怪作続出の日本映画はワンショット撮影の「アイスと雨音」、漫画原作の「志乃ちゃんは自分の名前が言えない」「愛しのアイリーン」、細田守の新境地「未来のミライ」、故・樹木希林が素晴らしかった「日日是好日」、これもインディーズ体制の「斬、」などが印象に残った。
一方、劇場鑑賞で感銘を受けながら、「寝ても覚めても」や「君の鳥はうたえる」などはFilmarksでサボってしまい、ブログ記事にできず、反省。

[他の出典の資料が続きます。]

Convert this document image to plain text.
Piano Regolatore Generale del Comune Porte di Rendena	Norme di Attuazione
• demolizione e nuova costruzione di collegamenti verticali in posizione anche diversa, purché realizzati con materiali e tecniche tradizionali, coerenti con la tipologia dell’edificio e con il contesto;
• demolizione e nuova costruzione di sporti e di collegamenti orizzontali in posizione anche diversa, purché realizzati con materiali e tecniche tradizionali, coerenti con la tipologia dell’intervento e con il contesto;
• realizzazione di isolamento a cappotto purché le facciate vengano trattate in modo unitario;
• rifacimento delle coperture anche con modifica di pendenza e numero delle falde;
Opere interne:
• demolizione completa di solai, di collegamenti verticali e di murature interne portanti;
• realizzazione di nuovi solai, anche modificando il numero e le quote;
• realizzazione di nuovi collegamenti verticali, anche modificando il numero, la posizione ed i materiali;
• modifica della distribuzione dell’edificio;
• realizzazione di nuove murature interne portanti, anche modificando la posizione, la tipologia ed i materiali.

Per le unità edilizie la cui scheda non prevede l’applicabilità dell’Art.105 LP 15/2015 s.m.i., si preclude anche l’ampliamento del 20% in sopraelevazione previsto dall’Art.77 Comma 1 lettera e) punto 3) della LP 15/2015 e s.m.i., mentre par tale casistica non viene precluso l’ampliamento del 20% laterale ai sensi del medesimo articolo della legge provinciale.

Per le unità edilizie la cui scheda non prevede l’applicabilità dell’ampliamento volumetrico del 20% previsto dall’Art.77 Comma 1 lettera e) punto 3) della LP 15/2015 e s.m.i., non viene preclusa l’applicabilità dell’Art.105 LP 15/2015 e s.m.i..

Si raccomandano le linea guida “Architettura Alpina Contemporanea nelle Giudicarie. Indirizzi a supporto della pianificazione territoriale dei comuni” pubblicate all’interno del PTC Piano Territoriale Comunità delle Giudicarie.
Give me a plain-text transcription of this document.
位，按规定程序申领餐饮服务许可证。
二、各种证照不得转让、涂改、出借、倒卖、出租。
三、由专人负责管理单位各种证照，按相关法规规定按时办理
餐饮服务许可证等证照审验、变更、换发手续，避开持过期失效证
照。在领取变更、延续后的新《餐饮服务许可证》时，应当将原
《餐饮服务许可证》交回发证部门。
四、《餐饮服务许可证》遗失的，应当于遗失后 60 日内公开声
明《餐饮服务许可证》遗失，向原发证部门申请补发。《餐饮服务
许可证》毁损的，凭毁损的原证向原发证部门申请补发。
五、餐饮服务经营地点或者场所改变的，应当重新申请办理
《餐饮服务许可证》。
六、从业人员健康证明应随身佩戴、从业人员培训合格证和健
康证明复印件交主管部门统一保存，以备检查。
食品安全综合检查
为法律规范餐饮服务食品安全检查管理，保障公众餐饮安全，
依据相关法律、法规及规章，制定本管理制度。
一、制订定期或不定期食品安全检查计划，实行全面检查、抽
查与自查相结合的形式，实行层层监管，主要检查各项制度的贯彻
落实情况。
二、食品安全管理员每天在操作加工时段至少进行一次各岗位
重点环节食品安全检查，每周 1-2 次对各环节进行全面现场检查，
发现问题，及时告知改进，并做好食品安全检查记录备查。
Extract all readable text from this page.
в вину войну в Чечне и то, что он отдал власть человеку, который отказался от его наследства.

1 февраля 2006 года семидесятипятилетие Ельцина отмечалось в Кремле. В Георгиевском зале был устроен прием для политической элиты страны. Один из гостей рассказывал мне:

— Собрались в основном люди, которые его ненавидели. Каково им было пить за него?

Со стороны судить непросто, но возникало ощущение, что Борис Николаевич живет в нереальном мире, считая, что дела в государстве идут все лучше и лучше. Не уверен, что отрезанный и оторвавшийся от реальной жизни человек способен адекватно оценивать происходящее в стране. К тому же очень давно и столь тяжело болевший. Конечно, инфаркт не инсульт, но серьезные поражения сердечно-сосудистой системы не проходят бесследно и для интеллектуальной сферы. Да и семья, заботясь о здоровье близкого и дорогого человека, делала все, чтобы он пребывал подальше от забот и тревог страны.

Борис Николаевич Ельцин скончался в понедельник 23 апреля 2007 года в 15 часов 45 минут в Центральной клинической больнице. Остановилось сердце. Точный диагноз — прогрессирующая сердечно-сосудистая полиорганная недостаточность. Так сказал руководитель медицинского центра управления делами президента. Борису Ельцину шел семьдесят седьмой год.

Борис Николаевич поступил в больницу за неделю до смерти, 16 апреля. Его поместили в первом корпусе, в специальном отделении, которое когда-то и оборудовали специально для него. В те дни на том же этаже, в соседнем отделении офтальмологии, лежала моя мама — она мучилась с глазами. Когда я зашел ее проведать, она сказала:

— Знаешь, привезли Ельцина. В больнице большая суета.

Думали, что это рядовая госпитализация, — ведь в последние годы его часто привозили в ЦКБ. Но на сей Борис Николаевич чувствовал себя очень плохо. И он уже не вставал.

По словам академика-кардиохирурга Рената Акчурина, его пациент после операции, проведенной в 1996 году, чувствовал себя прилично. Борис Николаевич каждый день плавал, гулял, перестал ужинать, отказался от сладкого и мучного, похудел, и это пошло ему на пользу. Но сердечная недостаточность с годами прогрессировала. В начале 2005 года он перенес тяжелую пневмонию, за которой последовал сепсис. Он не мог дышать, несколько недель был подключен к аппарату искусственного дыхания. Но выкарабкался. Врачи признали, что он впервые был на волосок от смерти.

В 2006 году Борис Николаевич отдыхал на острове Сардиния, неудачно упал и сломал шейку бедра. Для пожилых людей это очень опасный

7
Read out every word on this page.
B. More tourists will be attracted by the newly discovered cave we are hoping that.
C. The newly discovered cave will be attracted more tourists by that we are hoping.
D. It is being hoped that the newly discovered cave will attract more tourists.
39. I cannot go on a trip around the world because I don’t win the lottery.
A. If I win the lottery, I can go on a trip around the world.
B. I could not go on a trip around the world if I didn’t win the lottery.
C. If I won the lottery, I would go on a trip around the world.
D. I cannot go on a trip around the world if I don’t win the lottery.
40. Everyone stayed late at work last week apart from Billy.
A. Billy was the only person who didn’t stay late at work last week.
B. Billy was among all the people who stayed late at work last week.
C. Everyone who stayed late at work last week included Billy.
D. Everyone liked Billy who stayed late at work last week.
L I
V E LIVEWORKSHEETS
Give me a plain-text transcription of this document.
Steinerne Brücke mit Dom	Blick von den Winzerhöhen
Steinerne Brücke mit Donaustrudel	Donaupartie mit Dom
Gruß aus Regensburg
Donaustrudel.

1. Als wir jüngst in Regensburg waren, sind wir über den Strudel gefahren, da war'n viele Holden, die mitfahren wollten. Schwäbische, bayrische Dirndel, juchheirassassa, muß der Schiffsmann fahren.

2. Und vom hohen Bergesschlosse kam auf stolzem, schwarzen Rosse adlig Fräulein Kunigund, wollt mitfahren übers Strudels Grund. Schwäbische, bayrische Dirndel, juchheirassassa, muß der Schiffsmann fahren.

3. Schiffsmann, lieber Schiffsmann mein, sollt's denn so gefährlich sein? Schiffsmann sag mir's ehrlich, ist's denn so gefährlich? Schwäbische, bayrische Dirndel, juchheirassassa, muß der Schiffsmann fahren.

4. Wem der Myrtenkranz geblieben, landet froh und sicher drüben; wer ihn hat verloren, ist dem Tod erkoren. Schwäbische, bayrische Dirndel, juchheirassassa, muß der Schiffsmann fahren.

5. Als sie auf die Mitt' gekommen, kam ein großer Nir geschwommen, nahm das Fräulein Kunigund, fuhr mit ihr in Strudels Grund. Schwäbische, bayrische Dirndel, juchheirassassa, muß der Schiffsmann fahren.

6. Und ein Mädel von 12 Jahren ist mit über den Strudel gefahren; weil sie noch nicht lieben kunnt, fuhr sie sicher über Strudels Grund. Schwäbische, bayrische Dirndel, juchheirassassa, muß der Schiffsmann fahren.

外国映画は、瑞々しいファースト・ラブストーリー「君の名前で僕を呼んで」や、多民族国家レバノンを舞台とした「判決、ふたつの希望」、万人にお勧めできる寓話「ワンダー 君は太陽」なども迷った。
「ぼくの名前はズッキーニ」や「大人のためのグリム童話 手をなくした少女」といった独創的なアニメーションも素晴らしい。
私は、暗闇で“光”を見つめる神秘の共有体験こそ、原始の時代の洞窟壁画から続く、映画のイデアだと思っているので、映画は映画館で観たいし、このブログも原則的にスクリーンで鑑賞した作品を扱ってきた。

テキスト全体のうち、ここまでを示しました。